MicroRNA-21 regulates the proliferation and invasion in esophageal squamous cell carcinoma.
MedLine Citation:
PMID:  19276261     Owner:  NLM     Status:  MEDLINE    
PURPOSE: MicroRNAs are approximately 22 nucleotide noncoding RNA molecules that posttranscriptionally regulate gene expression. The aim of this study was (a) to determine a role of microRNA-21 in esophageal squamous cell carcinoma and (b) to elucidate the regulation of the programmed cell death 4 (PDCD4) gene by microRNA-21. EXPERIMENTAL DESIGN: MicroRNA-21 expression was investigated in 20 matched normal esophageal epitheliums and esophageal squamous cell carcinomas and seven esophageal squamous cell carcinoma cell lines (TE6, TE8, TE10, TE11, TE12, TE14, KYSE30) by TaqMan quantitative real-time PCR and in situ hybridization. To evaluate the role of microRNA-21, cell proliferation and invasion were analyzed with anti-microRNA-21-transfected cells. In addition, the regulation of PDCD4 by microRNA-21 was elucidated to identify the mechanisms of this regulation. RESULTS: Of 20 paired samples, 18 cancer tissues overexpressed microRNA-21 in comparison with matched normal epitheliums. Specifically, patients with lymph node metastasis or venous invasion showed significantly high expression of microRNA-21. In situ hybridization for microRNA-21 showed strong positive staining in paraffin-embedded esophageal squamous cell carcinoma tissues. All seven esophageal squamous cell carcinoma cell lines also overexpressed microRNA-21, and anti-microRNA-21-transfected cells showed significant reduction in cellular proliferation and invasion. The PDCD4 protein levels in esophageal squamous cell carcinoma cells have an inverse correlation with microRNA-21 expression. Anti-microRNA-21-transfected cells increased PDCD4 protein expression without changing the PDCD4 mRNA level and increased a luciferase-reporter activity containing the PDCD4-3' untranslated region construct. CONCLUSIONS: MicroRNA-21 targets PDCD4 at the posttranscriptional level and regulates cell proliferation and invasion in esophageal squamous cell carcinoma. It may serve as a novel therapeutic target in esophageal squamous cell carcinoma.

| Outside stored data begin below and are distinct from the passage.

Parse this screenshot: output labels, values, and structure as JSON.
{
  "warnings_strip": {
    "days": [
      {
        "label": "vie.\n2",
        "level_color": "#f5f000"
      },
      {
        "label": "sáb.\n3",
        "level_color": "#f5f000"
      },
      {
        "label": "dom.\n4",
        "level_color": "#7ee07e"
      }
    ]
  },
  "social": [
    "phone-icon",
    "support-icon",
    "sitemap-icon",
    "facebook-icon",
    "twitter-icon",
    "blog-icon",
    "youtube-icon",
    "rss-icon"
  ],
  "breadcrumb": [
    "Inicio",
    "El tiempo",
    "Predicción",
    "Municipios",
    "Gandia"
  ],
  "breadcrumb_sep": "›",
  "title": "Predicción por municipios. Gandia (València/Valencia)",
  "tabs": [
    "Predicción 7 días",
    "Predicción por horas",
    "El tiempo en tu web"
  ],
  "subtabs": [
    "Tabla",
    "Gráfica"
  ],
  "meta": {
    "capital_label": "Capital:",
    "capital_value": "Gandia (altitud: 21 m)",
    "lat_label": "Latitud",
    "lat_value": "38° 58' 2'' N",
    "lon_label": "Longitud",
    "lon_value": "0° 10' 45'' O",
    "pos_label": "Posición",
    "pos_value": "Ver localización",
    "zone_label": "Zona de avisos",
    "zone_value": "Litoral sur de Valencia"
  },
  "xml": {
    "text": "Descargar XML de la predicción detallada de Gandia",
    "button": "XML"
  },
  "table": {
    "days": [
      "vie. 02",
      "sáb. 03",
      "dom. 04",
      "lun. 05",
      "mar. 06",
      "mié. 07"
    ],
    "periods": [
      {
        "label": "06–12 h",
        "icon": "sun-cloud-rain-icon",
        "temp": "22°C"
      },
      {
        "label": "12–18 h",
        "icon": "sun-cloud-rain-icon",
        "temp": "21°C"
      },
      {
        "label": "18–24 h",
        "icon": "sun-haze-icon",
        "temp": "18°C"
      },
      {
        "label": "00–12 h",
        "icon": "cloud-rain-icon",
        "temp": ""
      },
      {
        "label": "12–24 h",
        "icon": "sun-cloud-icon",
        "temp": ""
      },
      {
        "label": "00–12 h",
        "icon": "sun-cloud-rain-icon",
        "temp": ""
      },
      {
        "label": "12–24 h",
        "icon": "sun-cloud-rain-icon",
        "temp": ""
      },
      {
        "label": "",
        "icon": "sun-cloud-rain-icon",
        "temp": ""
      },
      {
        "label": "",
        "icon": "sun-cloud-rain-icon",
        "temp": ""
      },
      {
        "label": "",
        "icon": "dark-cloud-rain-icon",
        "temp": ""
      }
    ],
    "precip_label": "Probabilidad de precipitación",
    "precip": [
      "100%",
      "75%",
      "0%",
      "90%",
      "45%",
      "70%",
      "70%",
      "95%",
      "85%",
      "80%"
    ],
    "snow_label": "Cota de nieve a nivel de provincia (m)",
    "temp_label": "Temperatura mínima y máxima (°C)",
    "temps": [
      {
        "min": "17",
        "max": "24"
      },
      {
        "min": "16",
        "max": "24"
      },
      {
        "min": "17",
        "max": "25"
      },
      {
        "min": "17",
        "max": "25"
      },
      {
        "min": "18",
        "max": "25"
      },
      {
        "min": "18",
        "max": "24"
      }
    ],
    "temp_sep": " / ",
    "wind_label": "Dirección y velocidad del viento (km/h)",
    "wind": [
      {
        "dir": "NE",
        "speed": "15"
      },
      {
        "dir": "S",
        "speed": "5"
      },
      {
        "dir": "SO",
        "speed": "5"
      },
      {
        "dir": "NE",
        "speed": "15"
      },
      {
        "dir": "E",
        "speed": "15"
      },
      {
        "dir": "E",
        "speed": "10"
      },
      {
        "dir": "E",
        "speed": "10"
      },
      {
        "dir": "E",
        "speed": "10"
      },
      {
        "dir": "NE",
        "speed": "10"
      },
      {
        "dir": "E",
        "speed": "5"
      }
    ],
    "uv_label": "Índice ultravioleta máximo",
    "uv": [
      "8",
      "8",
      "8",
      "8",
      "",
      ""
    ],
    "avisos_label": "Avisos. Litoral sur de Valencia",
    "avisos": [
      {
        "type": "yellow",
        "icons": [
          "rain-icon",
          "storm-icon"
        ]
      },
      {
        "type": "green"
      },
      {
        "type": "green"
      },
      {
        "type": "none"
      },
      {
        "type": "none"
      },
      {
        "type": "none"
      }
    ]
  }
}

Yukiharu Hiyoshi; Hidenobu Kamohara; Ryuichi Karashima; Nobutaka Sato; Yu Imamura; Youhei Nagai; Naoya Yoshida; Eiichiro Toyama; Naoko Hayashi; Masayuki Watanabe; Hideo Baba
Publication Detail:
Type:  Journal Article     Date:  2009-03-10
Journal Detail:
Title:  Clinical cancer research : an official journal of the American Association for Cancer Research     Volume:  15     ISSN:  1078-0432     ISO Abbreviation:  Clin. Cancer Res.     Publication Date:  2009 Mar 
Date Detail:
Created Date:  2009-03-17     Completed Date:  2009-04-16     Revised Date:  -    
Medline Journal Info:
Nlm Unique ID:  9502500     Medline TA:  Clin Cancer Res     Country:  United States    
Other Details:
Languages:  eng     Pagination:  1915-22     Citation Subset:  IM    
Department of Gastroenterological Surgery, Graduate School of Medical Sciences, Kumamoto University, Kumamoto, Japan.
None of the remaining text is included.